Quale la situazione in Italia e quali le possibili implicazioni della nuova norma comunitaria?

Innanzitutto, occorre sempre tenere a mente che l’operato e le iniziative delle istituzioni europee (Parlamento e Commissione in questo caso) si inseriscono in un contesto estremamente frastagliato e dalle molteplici sfaccettature nazionali. L’obiettivo ultimo, dunque, vuole essere quello di stabilire dei valori minimi, degli standard comunitari che consentano di garantire in ciascuno Stato quelli che potremmo definire dei livelli essenziali. Nulla vieta poi ai singoli contesti nazionali di definire elementi ulteriori di salvaguardia e di tutela.

In Italia i tirocini retribuiti sono gestiti a livello regionale e il rimborso minimo non può essere inferiore a 300 euro al mese, come stabilito dalle linee guida previste dalla Riforma Fornero del 2013. Tuttavia, questo importo varia significativamente da regione a regione, con alcune che offrono un rimborso minimo più elevato: ad esempio,  in Abruzzo e Piemonte la soglia è stabilita a 600, per salire fino a 800 euro nel Lazio. Viceversa, in Sicilia o nella Provincia Autonoma di Trento viene garantito il minimo di legge. Differenze che, come facilmente intuibile, danno luogo a un accesso ineguale allo strumento e causano discrepanze che in alcuni casi possono essere significative, inficiando la scelta di dove svolgere un tirocinio.

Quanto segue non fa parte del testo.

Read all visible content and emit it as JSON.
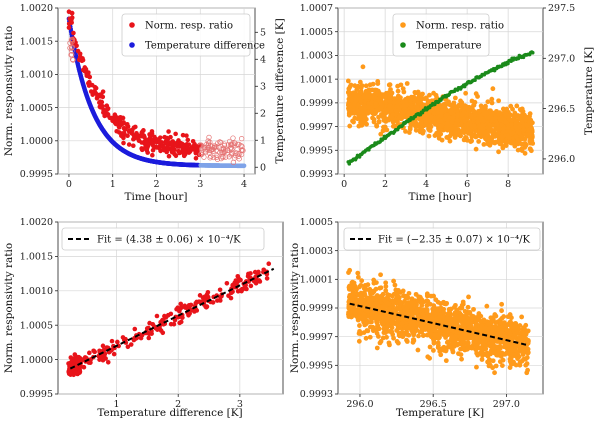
{
  "colors": {
    "red": "#e8141a",
    "red_hollow": "#e57373",
    "blue": "#1c1cdc",
    "blue_light": "#7fa3e8",
    "green": "#1a8a1a",
    "orange": "#ff9a1a",
    "fit": "#000000"
  },
  "chart_data": [
    {
      "id": "A",
      "type": "scatter",
      "xlabel": "Time [hour]",
      "ylabel": "Norm. responsivity ratio",
      "y2label": "Temperature difference [K]",
      "xlim": [
        -0.25,
        4.25
      ],
      "ylim": [
        0.9995,
        1.002
      ],
      "y2lim": [
        -0.25,
        5.9
      ],
      "xticks": [
        0,
        1,
        2,
        3,
        4
      ],
      "xtick_labels": [
        "0",
        "1",
        "2",
        "3",
        "4"
      ],
      "yticks": [
        0.9995,
        1.0,
        1.0005,
        1.001,
        1.0015,
        1.002
      ],
      "ytick_labels": [
        "0.9995",
        "1.0000",
        "1.0005",
        "1.0010",
        "1.0015",
        "1.0020"
      ],
      "y2ticks": [
        0,
        1,
        2,
        3,
        4,
        5
      ],
      "y2tick_labels": [
        "0",
        "1",
        "2",
        "3",
        "4",
        "5"
      ],
      "legend": {
        "position": "top-right",
        "entries": [
          {
            "label": "Norm. resp. ratio",
            "color": "red"
          },
          {
            "label": "Temperature difference",
            "color": "blue"
          }
        ]
      },
      "ratio_model": {
        "x_range": [
          0,
          4
        ],
        "value_at_start": 1.0019,
        "plateau": 0.99985,
        "tau_hours": 0.7,
        "filled_until": 3.0,
        "hollow_after": 3.0,
        "approx_points": 380
      },
      "temp_diff_model": {
        "x_range": [
          0,
          4
        ],
        "value_at_start": 5.5,
        "plateau": 0.05,
        "tau_hours": 0.55,
        "dark_until": 3.0,
        "light_after": 3.0
      },
      "grid": true
    },
    {
      "id": "B",
      "type": "scatter",
      "xlabel": "Time [hour]",
      "ylabel": "",
      "y2label": "Temperature [K]",
      "xlim": [
        -0.3,
        9.7
      ],
      "ylim": [
        0.9993,
        1.0007
      ],
      "y2lim": [
        295.85,
        297.5
      ],
      "xticks": [
        0,
        2,
        4,
        6,
        8
      ],
      "xtick_labels": [
        "0",
        "2",
        "4",
        "6",
        "8"
      ],
      "yticks": [
        0.9993,
        0.9995,
        0.9997,
        0.9999,
        1.0001,
        1.0003,
        1.0005,
        1.0007
      ],
      "ytick_labels": [
        "0.9993",
        "0.9995",
        "0.9997",
        "0.9999",
        "1.0001",
        "1.0003",
        "1.0005",
        "1.0007"
      ],
      "y2ticks": [
        296.0,
        296.5,
        297.0,
        297.5
      ],
      "y2tick_labels": [
        "296.0",
        "296.5",
        "297.0",
        "297.5"
      ],
      "legend": {
        "position": "top-center",
        "entries": [
          {
            "label": "Norm. resp. ratio",
            "color": "orange"
          },
          {
            "label": "Temperature",
            "color": "green"
          }
        ]
      },
      "ratio_model": {
        "x_range": [
          0.2,
          9.2
        ],
        "value_at_start": 0.99991,
        "value_at_end": 0.99966,
        "approx_points": 1700
      },
      "temperature_model": {
        "x_range": [
          0.2,
          9.2
        ],
        "value_at_start": 295.95,
        "value_at_end": 297.05,
        "approx_points": 180
      },
      "grid": true
    },
    {
      "id": "C",
      "type": "scatter",
      "xlabel": "Temperature difference [K]",
      "ylabel": "Norm. responsivity ratio",
      "xlim": [
        0.05,
        3.7
      ],
      "ylim": [
        0.9995,
        1.002
      ],
      "xticks": [
        1,
        2,
        3
      ],
      "xtick_labels": [
        "1",
        "2",
        "3"
      ],
      "yticks": [
        0.9995,
        1.0,
        1.0005,
        1.001,
        1.0015,
        1.002
      ],
      "ytick_labels": [
        "0.9995",
        "1.0000",
        "1.0005",
        "1.0010",
        "1.0015",
        "1.0020"
      ],
      "legend": {
        "position": "top-left",
        "entries": [
          {
            "label": "Fit = (4.38 ± 0.06) × 10⁻⁴/K",
            "color": "fit",
            "style": "dashed"
          }
        ]
      },
      "fit": {
        "slope_per_K": 0.000438,
        "x_range": [
          0.25,
          3.55
        ],
        "y_at_x_min": 0.99987,
        "y_at_x_max": 1.00132
      },
      "points_model": {
        "x_range": [
          0.22,
          3.5
        ],
        "approx_points": 380
      },
      "grid": true
    },
    {
      "id": "D",
      "type": "scatter",
      "xlabel": "Temperature [K]",
      "ylabel": "Norm. responsivity ratio",
      "xlim": [
        295.85,
        297.25
      ],
      "ylim": [
        0.9993,
        1.0005
      ],
      "xticks": [
        296.0,
        296.5,
        297.0
      ],
      "xtick_labels": [
        "296.0",
        "296.5",
        "297.0"
      ],
      "yticks": [
        0.9993,
        0.9995,
        0.9997,
        0.9999,
        1.0001,
        1.0003,
        1.0005
      ],
      "ytick_labels": [
        "0.9993",
        "0.9995",
        "0.9997",
        "0.9999",
        "1.0001",
        "1.0003",
        "1.0005"
      ],
      "legend": {
        "position": "top-center",
        "entries": [
          {
            "label": "Fit = (−2.35 ± 0.07) × 10⁻⁴/K",
            "color": "fit",
            "style": "dashed"
          }
        ]
      },
      "fit": {
        "slope_per_K": -0.000235,
        "x_range": [
          295.93,
          297.15
        ],
        "y_at_x_min": 0.99993,
        "y_at_x_max": 0.99964
      },
      "points_model": {
        "x_range": [
          295.92,
          297.15
        ],
        "approx_points": 1700
      },
      "grid": true
    }
  ]
}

Le principali novità, qualora la nuova normativa vedesse la luce, sarebbero quindi sostanzialmente due per il nostro Paese: da una parte l’introduzione di una sorta di rimborso spese per i tirocini curricolari che copra le “spese vive” che altrimenti sarebbero a carico dello studente e, dall’altra parte, permettere di avere un livello minimo di retribuzione variabile non tanto per mere questioni geografiche bensì per eventuali differenze di settore all’interno del quale opera l’azienda. A questo proposito, si aggiunge poi una questione di non poco conto, ovvero un presumibile incremento della retribuzione garantita dato che i contratti collettivi generalmente assicurano salari più alti rispetto ai soli 300 euro mensili oggi previsti dalla normativa in materia.

Un’ultima questione, infine, già accennata all’inizio. L’iter prevede che il testo predisposto nei prossimi mesi dalla Commissione Europea venga votato dal Parlamento in sessione plenaria, per poi essere negoziato con i governi dei 27 Stati membri. In base alle indiscrezioni trapelate da Bruxelles si dovrebbe arrivare alla fatidica votazione indicativamente verso giugno, mese nel quale si svolgeranno le elezioni per il rinnovamento del Parlamento. Si apre dunque un tema di passaggio di consegne non trascurabile dato che è abbastanza remota la possibilità che sia la composizione uscente a votare sulla materia.

Occorrerà dunque essere vigili affinché la proposta non venga “persa” durante la fase di passaggio, nonché auspicare che la nuova composizione di europarlamentari si esprima in maniera favorevole.